Moreover, the “minimally burdensome national standard” comes equipped with an AI Litigation Task Force designed to pressure states into conformity with the new federal framework. “The Attorney General shall establish an AI Litigation Task Force (Task Force) whose sole responsibility shall be to challenge State AI laws inconsistent with the policy set forth in section two of this order, including on grounds that such laws unconstitutionally regulate interstate commerce.” In an effort to combat bureaucracy at the state level, the response is a new federal bureaucracy to police the states under a single policy.

An Executive Unchecked

Like Order 66, Executive Orders 14257 on tariffs and 14179 on AI policy reflect the modern temptation to treat governance as command rather than consent. When the executive frames trade deficits or emerging technologies as emergencies that demand immediate action, policy is issued from the center and enforced through agencies and litigation rather than deliberated through Congress and tested through federalism. The result is not merely bad policy in tariffs or AI; it is a constitutional shift. Each precedent for unilateral action becomes a template for the next, producing regulatory whiplash; one president governs by decree, the next reverses by Autopen, and eroding the stability that firms, households, and states require to plan. Over time, the republic begins to function less like a system of separated powers and more like an administrative chain of command. It is therefore no wonder that trust in government, according to Pew Research, has sunk to historic lows: “Just 17 percent of Americans now say they trust the government in Washington to do what is right ‘just about always’ (2 percent) or ‘most of the time’ (15 percent).”
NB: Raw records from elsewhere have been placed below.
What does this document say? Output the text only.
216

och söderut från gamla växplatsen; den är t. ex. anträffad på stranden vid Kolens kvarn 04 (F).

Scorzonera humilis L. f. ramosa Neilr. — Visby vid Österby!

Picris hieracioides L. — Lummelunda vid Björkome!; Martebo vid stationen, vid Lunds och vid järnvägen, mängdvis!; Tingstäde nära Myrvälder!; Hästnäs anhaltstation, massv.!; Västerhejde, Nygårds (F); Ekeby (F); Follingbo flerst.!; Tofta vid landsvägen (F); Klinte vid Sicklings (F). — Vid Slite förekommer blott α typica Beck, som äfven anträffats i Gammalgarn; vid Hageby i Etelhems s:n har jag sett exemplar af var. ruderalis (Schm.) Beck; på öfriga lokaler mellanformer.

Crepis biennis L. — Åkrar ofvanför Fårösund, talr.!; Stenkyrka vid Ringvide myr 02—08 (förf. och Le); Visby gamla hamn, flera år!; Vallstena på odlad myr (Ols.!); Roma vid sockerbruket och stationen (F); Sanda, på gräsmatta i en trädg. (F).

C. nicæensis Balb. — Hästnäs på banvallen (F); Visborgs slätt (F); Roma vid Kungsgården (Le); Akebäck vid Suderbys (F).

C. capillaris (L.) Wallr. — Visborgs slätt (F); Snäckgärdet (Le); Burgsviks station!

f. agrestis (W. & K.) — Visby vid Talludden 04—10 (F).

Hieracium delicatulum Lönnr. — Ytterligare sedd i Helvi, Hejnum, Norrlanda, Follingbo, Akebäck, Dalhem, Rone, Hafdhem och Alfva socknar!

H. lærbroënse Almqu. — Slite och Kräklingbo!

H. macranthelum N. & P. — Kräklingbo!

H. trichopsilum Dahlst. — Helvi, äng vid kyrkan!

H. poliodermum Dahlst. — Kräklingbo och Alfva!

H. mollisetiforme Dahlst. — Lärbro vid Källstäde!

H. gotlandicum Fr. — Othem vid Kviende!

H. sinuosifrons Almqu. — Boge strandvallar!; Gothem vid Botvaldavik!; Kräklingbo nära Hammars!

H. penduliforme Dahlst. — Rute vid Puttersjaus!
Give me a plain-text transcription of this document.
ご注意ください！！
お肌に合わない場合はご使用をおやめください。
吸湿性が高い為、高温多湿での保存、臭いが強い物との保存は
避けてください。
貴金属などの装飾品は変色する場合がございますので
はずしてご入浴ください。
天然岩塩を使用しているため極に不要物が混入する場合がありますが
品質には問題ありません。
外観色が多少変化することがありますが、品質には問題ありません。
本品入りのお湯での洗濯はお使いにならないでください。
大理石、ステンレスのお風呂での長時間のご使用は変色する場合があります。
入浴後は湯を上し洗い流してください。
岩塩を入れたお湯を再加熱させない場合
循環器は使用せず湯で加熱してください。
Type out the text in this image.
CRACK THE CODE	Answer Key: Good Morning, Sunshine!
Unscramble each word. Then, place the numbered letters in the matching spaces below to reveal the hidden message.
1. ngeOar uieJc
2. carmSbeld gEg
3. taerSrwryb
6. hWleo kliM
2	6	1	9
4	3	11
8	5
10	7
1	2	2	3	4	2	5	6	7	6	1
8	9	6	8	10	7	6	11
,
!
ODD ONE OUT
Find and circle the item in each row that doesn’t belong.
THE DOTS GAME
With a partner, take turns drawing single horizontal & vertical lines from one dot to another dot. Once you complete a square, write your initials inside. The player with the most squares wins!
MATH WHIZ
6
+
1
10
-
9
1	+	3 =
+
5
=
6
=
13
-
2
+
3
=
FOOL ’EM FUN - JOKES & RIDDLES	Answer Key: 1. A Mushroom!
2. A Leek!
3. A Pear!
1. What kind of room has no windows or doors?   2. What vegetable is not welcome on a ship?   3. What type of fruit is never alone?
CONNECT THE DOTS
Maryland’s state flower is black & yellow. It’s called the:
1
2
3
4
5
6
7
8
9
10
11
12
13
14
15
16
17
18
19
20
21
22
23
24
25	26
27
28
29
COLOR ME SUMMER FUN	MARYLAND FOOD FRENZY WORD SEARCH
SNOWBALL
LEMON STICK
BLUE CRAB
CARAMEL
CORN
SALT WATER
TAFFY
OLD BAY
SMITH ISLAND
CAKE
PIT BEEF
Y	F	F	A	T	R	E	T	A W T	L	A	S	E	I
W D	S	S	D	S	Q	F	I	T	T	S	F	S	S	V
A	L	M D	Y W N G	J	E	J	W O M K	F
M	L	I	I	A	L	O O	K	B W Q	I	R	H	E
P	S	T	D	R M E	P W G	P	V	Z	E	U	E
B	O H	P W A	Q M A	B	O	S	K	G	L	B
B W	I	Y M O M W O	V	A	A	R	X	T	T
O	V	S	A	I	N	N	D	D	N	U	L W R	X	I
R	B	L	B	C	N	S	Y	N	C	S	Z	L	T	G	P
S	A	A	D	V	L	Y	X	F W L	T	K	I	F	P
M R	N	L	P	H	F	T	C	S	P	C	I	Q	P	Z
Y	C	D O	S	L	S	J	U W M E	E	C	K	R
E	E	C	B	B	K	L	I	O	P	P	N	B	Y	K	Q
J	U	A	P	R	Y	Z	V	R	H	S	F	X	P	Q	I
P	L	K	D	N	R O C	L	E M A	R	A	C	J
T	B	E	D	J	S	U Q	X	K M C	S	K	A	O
James Madison, Father of the Constitution, anticipated this entire problem. In Federalist No. 10, he warned that “enlightened statesmen will not always be at the helm,” which is precisely why a free society cannot rely on the character or self-restraint of any single officeholder. The constitutional design assumes that emergencies will be invoked, passions will flare, and interests will press for advantage. The remedy is not to hope for better rulers, but to preserve the institutions that force restraint and distribute power. When emergency governance becomes routine, the public is asked to substitute trust in process with trust in personalities. A republic cannot remain stable on those terms.

A practical way to begin breaking this executive ratchet is to restore Congress as a genuine counterweight, and that requires rebuilding its federalist character. The Senate was originally intended to represent state governments as political units, not simply to mirror national party coalitions. The Seventeenth Amendment’s shift in 1912 to direct election, instead of election by state governments, altered senators’ incentives entirely. Direct election may be democratic, however it weakens the Senate’s original function as an institutional representative of state governments, thereby weakening federalism as a check on executive power. Instead of being accountable primarily to state legislatures and state institutional interests, they increasingly respond to national party lines and Washington’s internal logic. Repealing that amendment, so senators are once again anchored to state interests, would strengthen oversight of the executive, improve the representation of states within Congress, and rebalance authority between the states and the federal government. In one swift motion, both the federal government and the executive branch would be restrained while providing an incentive for people to care about state government affairs. 

If America wants a genuine golden age, it will not be issued by Executive Order, it will be rebuilt by restoring the limits that make self-government possible.